There’s a quiet arms race happening right now, and it’s not about who has the fastest chip or the biggest model. It’s about who can build a device you’ll forget you’re wearing: one that listens, watches, and thinks, all day long, without you ever asking it to.
Welcome to the era of the always-on AI device.
At CES 2026 in Las Vegas, Meta doubled down hard on its smart glasses strategy, unveiling a Neural Band wristband that reads your muscle signals and lets you “write” text on any flat surface without a phone or keyboard. Amazon, meanwhile, revealed expanded Alexa+ integrations reaching into Samsung TVs, BMW vehicles, Bosch appliances, and even Oura health rings, essentially threading a single AI voice into every corner of your day. The message from both companies was the same: AI shouldn’t wait to be summoned. It should already be there.

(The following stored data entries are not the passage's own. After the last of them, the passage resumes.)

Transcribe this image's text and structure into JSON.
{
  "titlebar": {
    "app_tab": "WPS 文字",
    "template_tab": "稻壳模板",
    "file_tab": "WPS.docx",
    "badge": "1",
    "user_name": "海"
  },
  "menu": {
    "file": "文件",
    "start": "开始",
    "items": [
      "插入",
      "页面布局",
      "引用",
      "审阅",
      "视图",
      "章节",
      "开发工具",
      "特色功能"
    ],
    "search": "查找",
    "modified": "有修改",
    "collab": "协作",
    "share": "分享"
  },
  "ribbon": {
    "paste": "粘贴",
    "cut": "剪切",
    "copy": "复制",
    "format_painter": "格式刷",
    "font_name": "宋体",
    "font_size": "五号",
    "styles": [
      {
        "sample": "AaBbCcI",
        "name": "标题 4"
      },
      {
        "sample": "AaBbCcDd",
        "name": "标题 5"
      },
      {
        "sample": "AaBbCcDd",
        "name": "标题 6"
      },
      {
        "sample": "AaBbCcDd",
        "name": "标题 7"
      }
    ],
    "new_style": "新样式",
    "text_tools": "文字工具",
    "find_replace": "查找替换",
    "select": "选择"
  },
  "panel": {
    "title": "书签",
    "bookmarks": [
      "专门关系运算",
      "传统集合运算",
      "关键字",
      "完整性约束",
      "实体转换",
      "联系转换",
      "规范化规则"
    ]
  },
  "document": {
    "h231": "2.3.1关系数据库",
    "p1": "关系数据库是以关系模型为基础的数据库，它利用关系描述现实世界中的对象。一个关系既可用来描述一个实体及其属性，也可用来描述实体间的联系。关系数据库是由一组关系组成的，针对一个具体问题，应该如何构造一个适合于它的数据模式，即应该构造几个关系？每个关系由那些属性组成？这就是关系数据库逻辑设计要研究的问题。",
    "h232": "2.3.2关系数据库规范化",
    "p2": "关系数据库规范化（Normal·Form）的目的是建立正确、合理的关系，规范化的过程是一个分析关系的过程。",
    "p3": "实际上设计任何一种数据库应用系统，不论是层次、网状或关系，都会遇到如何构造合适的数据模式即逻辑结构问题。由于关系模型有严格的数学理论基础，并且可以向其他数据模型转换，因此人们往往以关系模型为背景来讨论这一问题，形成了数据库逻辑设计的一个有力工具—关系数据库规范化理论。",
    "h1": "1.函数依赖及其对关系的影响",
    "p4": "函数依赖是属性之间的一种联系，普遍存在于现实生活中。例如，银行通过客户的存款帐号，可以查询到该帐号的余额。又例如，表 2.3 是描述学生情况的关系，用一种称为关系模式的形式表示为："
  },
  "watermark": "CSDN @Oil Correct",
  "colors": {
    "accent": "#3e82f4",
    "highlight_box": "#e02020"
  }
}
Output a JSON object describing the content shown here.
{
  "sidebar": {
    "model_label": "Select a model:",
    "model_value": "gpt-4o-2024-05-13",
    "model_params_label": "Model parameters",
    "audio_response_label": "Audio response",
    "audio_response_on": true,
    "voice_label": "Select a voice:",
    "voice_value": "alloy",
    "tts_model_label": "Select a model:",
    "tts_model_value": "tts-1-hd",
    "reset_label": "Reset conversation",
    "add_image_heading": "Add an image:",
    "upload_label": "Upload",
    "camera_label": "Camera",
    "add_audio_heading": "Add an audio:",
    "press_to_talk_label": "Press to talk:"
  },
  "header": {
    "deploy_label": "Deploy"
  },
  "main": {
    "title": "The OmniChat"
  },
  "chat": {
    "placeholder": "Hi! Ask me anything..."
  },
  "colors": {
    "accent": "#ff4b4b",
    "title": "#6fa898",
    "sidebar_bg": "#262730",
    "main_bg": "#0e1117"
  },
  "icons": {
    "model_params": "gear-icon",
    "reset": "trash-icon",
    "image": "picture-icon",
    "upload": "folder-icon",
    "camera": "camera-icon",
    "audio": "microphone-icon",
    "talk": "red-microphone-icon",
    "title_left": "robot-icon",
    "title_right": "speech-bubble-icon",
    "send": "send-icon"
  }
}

Apple and OpenAI are making similar bets. Reports suggest Apple is in early development of an AI wearable the size of an AirTag, complete with microphones, a speaker, and cameras. OpenAI, meanwhile, confirmed plans for its own AI device… reportedly a collaboration with Jony Ive, the designer behind some of Apple’s most iconic products. Then there’s Hark, a secretive new startup backed by $100 million in personal seed funding. The company says it’s building a system with persistent memory of your life that can listen, see, and interact with the world in real time. Their founder put it bluntly in an internal memo: today’s devices are “fundamentally pre-AI,” and the goal is something closer to the AI assistant from the movie Her directed by Spike Jonze… a system that anticipates, adapts, and genuinely responds to you.
It’s an exciting pitch. But it’s also one the industry has fumbled before. Humane’s AI Pin promised a screenless, always-on assistant — and crashed so badly that the company shut down in early 2025, selling off most of its assets to HP for $116 million. Subway riders in New York famously defaced ads for a similar AI pendant with phrases like “surveillance tool” and “get real friends.” The backlash wasn’t just edgy graffiti — it reflected something real.
When you wear one of these devices, you pull everyone around you into your data stream. An offhand comment, a private moment, a conversation you assumed was just between two people; all of it potentially captured, processed, and stored somewhere. Companies showcasing these products at CES were quick to pivot away from privacy questions, offering canned answers before changing the subject. That’s not a great sign.
New form factors like AI-powered health rings and smartwatches are already normalizing always-on, on-body AI — so in some ways, we’re already further down this road than we realize. The question isn’t really whether these devices will exist. They will. The question is whether the companies building them will earn enough trust to make people actually want to wear them all day.
That’s a harder problem than building the hardware.